The relationship between egg consumption during pregnancy and risk of gestational diabetes mellitus

authors:

avatar Majid Karandish , *

how to cite: Karandish M. The relationship between egg consumption during pregnancy and risk of gestational diabetes mellitus. Jentashapir J Cell Mol Biol.5(1): 437-443.

Abstract

Background:

Substantial evidence indicates that diet can influence glucose homeostasis. Therefore modification of diet may have beneficial effects on diabetes risk. Limited studies have been published about the association between egg consumption and diabetes mellitus but studies about such association during pregnancy are very limited. The aim of this study was to investigate the association between egg consumption during pregnancy and risk of gestational diabetes mellitus (GDM) in Ahvaz.

Material and methods:

In this case - control study, 123 pregnant women with GDM and 130 healthy pregnant women were compared.
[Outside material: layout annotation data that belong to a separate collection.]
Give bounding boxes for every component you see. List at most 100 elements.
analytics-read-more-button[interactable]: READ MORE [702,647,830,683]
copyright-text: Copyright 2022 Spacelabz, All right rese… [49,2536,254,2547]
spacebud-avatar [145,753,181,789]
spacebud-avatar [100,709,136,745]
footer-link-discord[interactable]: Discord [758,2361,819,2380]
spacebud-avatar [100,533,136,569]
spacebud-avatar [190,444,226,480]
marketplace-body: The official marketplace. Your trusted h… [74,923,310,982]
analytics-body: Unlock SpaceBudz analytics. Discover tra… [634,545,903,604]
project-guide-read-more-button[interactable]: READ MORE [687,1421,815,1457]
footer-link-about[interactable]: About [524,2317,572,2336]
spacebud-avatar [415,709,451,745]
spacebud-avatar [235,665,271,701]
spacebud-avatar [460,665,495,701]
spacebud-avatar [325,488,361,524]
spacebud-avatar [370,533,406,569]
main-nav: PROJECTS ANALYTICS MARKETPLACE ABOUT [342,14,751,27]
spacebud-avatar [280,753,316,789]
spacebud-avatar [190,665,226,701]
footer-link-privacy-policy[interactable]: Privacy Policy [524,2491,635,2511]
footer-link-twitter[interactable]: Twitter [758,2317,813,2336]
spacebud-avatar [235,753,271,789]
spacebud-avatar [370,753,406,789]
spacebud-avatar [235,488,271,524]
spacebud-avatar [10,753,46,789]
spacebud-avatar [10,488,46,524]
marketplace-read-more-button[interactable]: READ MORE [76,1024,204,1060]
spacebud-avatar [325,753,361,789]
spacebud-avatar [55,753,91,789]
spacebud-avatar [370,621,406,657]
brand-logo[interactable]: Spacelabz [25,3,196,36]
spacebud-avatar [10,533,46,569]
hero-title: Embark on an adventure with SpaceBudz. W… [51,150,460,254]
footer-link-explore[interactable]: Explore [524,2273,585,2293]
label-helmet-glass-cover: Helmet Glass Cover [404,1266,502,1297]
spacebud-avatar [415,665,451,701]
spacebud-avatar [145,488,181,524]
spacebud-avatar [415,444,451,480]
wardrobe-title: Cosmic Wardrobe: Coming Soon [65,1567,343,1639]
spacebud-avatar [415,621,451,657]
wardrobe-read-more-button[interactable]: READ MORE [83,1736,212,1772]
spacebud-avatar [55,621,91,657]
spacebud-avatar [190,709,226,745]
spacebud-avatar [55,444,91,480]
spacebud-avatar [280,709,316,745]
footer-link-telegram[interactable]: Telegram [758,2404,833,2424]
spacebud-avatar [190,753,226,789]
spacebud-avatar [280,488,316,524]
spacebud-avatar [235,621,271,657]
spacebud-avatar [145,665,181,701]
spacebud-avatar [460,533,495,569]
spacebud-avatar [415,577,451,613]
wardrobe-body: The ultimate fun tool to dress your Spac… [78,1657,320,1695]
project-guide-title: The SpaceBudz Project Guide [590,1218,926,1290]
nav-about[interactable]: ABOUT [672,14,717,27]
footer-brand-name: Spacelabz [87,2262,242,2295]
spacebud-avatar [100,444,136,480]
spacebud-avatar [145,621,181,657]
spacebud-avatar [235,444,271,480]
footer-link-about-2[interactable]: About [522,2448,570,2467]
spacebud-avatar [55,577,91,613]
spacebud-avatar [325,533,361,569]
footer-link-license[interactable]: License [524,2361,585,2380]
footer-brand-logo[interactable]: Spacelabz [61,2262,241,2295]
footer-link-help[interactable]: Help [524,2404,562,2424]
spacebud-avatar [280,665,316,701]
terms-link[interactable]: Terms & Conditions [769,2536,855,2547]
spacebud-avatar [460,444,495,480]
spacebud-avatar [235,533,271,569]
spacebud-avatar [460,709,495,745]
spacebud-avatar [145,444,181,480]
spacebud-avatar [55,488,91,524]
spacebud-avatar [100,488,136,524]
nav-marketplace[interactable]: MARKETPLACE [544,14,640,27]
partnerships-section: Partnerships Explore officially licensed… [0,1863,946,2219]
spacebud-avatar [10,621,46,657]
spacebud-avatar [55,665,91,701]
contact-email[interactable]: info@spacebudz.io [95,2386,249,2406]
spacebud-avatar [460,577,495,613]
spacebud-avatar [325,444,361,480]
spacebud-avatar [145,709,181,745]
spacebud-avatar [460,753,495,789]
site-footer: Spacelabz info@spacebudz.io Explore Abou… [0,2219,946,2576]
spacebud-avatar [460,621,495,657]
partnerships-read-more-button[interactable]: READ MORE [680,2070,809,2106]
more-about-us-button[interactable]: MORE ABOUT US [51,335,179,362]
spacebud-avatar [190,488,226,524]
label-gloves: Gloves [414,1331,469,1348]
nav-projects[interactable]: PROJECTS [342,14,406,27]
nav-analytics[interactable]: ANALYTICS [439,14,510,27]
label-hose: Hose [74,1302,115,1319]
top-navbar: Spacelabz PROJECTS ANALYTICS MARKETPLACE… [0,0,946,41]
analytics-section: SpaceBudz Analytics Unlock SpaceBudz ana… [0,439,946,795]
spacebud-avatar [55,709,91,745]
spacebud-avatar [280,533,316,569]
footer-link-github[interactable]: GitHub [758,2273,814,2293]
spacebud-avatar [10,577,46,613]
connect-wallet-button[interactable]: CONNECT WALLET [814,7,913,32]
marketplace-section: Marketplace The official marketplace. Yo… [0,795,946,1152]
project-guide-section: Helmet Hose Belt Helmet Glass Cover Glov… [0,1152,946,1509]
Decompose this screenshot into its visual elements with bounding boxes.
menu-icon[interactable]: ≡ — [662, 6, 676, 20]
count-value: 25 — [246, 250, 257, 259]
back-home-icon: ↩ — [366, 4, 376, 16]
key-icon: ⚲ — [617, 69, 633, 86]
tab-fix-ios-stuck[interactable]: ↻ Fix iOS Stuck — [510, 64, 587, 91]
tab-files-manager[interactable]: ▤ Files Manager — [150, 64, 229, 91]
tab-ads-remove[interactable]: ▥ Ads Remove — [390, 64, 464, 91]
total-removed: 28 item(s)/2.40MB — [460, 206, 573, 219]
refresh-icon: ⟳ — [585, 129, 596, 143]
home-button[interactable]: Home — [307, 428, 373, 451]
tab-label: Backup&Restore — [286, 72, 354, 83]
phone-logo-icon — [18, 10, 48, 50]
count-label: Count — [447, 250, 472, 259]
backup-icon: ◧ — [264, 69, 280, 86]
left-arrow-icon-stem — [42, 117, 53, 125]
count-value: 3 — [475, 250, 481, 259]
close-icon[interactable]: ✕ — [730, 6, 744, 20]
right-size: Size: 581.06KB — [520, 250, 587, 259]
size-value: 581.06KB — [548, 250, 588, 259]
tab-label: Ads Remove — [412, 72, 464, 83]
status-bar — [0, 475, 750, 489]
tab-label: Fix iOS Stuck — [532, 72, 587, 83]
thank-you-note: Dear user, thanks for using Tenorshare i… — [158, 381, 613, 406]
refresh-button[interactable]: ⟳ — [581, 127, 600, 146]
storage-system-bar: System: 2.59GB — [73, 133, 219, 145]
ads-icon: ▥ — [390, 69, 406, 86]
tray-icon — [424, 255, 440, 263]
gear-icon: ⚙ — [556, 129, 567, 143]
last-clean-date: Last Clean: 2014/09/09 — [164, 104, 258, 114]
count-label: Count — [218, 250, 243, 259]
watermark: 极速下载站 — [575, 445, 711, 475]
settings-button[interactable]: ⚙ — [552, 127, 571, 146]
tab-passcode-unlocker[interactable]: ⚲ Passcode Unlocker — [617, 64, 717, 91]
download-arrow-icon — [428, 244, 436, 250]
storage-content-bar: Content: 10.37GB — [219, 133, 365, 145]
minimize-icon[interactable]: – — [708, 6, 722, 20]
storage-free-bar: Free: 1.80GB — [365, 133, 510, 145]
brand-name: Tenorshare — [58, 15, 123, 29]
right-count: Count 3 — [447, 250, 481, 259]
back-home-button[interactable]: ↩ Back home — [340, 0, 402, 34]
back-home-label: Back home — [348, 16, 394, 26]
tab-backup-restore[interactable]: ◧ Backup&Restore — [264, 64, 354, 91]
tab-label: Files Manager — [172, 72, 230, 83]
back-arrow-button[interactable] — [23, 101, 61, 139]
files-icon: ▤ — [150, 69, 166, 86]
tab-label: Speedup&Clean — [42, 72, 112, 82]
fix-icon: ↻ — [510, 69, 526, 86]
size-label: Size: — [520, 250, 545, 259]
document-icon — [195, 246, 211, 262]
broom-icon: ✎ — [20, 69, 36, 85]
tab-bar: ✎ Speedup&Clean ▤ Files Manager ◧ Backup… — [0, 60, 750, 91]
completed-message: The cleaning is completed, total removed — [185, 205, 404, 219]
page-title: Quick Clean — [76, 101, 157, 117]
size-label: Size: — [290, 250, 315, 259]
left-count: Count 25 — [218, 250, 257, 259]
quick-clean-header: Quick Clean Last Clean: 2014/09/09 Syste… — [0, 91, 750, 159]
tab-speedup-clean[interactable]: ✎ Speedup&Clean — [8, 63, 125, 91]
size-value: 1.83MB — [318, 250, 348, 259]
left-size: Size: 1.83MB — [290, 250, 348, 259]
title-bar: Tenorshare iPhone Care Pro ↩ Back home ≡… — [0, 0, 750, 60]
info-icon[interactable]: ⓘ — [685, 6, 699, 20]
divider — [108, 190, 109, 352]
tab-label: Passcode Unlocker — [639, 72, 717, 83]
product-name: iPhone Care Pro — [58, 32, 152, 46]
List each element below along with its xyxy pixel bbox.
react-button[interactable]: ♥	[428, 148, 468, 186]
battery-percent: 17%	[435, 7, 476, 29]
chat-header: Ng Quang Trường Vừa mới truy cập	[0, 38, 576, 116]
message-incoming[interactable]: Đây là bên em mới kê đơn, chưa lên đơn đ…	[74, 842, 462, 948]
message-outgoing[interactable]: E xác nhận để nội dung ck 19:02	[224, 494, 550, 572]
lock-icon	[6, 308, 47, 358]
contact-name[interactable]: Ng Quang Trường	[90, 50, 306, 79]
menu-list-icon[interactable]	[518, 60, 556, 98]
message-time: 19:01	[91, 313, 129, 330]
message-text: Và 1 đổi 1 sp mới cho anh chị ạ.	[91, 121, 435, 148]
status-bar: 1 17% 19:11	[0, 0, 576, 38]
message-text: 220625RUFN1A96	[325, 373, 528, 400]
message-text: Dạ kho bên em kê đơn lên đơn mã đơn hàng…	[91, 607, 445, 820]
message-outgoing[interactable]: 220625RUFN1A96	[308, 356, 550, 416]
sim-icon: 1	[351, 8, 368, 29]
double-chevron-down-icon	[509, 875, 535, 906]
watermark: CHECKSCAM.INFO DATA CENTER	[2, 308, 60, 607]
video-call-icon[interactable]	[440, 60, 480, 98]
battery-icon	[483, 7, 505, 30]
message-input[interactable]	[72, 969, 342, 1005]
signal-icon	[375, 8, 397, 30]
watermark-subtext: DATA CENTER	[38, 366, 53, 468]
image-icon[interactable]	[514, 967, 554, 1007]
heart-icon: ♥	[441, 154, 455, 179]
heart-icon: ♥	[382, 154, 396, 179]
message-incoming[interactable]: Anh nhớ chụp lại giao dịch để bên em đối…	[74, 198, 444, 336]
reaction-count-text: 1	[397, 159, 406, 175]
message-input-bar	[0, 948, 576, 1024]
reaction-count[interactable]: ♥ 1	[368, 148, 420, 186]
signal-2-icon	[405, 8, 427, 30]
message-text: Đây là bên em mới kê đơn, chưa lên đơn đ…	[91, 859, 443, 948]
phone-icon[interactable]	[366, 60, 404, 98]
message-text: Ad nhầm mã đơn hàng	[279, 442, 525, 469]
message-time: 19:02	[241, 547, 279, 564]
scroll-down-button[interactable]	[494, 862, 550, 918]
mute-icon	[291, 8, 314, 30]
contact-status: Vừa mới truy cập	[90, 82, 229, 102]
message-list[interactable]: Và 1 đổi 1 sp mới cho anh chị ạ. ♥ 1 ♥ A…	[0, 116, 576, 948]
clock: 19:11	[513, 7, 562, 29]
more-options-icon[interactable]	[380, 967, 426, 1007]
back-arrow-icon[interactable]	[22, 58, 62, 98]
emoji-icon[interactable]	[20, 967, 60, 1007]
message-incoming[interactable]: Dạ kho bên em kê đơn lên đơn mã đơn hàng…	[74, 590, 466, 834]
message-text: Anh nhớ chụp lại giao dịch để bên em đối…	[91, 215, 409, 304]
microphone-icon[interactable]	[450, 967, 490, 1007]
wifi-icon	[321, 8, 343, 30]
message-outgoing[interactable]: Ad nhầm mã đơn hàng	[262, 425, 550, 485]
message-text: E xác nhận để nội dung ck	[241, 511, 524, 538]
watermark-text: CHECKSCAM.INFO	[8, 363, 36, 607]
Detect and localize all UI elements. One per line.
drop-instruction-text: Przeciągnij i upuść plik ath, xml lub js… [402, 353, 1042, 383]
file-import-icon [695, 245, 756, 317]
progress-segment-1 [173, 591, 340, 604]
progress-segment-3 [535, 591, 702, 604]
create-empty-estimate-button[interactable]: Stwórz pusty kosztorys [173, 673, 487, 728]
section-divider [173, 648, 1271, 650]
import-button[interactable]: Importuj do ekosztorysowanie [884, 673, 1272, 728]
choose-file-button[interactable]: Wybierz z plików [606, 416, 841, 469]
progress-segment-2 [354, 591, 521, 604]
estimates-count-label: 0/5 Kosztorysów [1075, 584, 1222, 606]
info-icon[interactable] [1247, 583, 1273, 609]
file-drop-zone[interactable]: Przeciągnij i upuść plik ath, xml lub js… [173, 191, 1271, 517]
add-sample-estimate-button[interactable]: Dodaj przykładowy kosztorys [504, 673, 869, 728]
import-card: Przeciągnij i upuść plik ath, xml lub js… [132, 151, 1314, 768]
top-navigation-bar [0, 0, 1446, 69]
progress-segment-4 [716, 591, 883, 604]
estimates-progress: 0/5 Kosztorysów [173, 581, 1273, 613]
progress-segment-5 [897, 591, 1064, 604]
Usual egg consumption during pregnancy was determined by a food frequency questionnaire. Participants were classified into three groups according to usual egg consumption, as follows: low (<1 per week), moderate (1 to less than 4 per week) and high (? 4 per week). Data were analyzed by logistic regression test.

Results:

After adjustment for the possible confounding factors (age, prepregnancy body mass index, monthly weight gain, parity, abortion in previous pregnancies, macrosomia in previous pregnancies, history of GDM, diabetes or GDM in the first-degree relatives, hypertension, education and spouse's education, gestational age) odds ratios for moderate and high egg consumption compared to low consumption were 1.602 and 1.345; (p=0.297 & p=0.573), respectively.